Examining politics with the Golden Rule


Illustration by Andrea Nebhut

We all remember the ever-popular saying in 2016 when people who liked neither Hillary Clinton nor Donald Trump still showed up to the polls to vote for one over the other: “They’re the lesser of two evils.” Now in 2020, we’re hearing “vote blue no matter who.”

There’s this notion that we should be so committed to beating Donald Trump that even if you voted for Bernie Sanders in the Democratic primary — who is about as far left as you can get amongst the candidates running — and he lost, you should vote for someone like Mike Bloomberg for president. But when a former Republican known for his racist stop and frisk policy and sexist, transphobic remarks is supposed to be the better option simply because they’re on the Democrat side of the ballot, political parties have no meaning.

Maybe they shouldn’t, though. Or at least not as much meaning as we like to give them.

I’ve encountered many people who say they just check the box at the top of the ballot including local propositions and political offices to indicate they’d like to vote Democrat on the entire thing. While I’d probably end up with an identical ballot anyway, something still rubs me the wrong way about aligning yourself with a party so much that you don’t even read through each policy and each candidate.

I feel like this strong need to attach yourself to a partisan label is why so many of us feel like we can’t have a single civil conversation with someone on the opposite side. I’m guilty of this. As soon as I hear “Republican” or “conservative,” my defenses go up. Some of this is for good reason, since the typical conservative stance on my existence as a transgender person is that I don’t actually exist, but still.

The label is so strong that it’s harder for me to talk to a self-identified Republican who doesn’t even like Donald Trump than it is to talk to a supporter of Bloomberg, someone just as bad as Trump in many respects. We hide behind these labels, using them as justification for why we support this person over that person.

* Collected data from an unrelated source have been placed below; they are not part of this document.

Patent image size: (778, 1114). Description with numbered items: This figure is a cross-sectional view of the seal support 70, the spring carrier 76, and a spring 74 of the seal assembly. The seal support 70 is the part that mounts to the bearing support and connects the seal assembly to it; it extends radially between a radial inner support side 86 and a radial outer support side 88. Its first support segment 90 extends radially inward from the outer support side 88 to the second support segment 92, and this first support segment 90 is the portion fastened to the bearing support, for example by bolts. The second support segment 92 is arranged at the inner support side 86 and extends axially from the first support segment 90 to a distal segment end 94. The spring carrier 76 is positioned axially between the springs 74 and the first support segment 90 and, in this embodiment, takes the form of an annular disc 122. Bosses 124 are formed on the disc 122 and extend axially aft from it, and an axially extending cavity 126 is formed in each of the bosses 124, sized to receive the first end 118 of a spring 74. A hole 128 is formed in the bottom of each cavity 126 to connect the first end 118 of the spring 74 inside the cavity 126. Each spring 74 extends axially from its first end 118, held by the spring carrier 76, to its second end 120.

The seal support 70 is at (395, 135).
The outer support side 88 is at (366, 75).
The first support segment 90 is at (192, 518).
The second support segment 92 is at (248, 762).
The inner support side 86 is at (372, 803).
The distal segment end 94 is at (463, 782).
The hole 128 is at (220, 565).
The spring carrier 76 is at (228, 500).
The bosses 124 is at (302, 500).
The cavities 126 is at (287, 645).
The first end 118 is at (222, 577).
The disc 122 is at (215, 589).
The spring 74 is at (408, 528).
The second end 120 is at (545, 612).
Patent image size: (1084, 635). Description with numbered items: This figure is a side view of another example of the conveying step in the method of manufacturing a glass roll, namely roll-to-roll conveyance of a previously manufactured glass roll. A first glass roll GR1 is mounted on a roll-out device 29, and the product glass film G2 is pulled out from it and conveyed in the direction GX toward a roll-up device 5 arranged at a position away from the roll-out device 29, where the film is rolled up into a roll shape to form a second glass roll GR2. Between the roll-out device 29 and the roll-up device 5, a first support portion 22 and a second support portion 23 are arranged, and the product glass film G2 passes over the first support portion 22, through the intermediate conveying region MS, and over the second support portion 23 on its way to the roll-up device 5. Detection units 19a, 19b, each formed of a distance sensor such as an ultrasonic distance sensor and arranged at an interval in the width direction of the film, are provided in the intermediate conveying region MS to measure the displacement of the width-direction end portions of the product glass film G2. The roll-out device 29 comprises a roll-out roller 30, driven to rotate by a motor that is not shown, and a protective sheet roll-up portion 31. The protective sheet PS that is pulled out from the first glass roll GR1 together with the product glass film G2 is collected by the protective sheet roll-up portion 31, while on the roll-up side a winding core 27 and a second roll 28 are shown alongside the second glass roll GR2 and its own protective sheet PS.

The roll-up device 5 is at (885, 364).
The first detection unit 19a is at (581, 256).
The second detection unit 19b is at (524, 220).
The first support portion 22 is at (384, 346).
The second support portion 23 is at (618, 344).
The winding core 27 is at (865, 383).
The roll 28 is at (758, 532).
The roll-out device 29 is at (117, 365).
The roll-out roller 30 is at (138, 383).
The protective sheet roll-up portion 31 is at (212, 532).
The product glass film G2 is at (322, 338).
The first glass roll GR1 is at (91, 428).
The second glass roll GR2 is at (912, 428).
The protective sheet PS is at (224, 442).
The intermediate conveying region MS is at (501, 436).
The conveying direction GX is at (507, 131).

We should be interrogating why we support a candidate based on why we support their policies and why, fundamentally, we think those policies are just. If we break things down into simpler terms without buzzwords that shut down a conversation before it even begins, perhaps we’ll get somewhere.

The Golden Rule is a great example of this: Treat others how you want to be treated. Imagine you’re in elementary school, playing with your Littlest Pet Shop toys and your classmate Tommy wants to join, but he has no Littlest Pet Shop toys. You let him play and you share. You treat him how you would want to be treated because if it was you who had no Littlest Pet Shop toys, surely you’d want to be included.

What if we made things that simple all the time? If we examined politics with the Golden Rule as our lens instead of our party, I think a lot of people who wouldn’t agree based on candidate preference might come to the same conclusions. Every person deserves good healthcare that doesn’t boot them out of their apartment when they pay the hospital bill instead of their rent. Our country should help people fleeing natural disasters and war. We shouldn’t allow any discrimination whatsoever toward people who are different than ourselves. Why? Because what if it was you? Me? Our families? If we can imagine how we would want to be treated, we reveal where our values as human beings lie. From there, vote accordingly instead of checking the Democrat box every time just because you really liked Obama.

According to the Knight Foundation’s 100 Million Project, around 100 million eligible voters didn’t cast a vote in the 2016 presidential election. They also found that the average nonvoter has a 77 percent chance to be registered to vote but has an unfavorable view of both parties. I’d imagine if you’re looking at a seriously deep and stigmatized trench between political parties and trying to decide which side to choose, yeah, you’d probably hate both. But if you can put on a blindfold and play a hot-or-cold game toward the side your personal values align more with, it might not be as difficult. In my humble opinion, following the Golden Rule and general human nature would land you pretty far left, but that’s neither here nor there.

The point is, our values should speak louder than vast, meaningless labels that despite their lack of meaning pin us down in a way that doesn’t allow us to budge. Using these values, our human intuition, we can vote not out of subscription but out of will.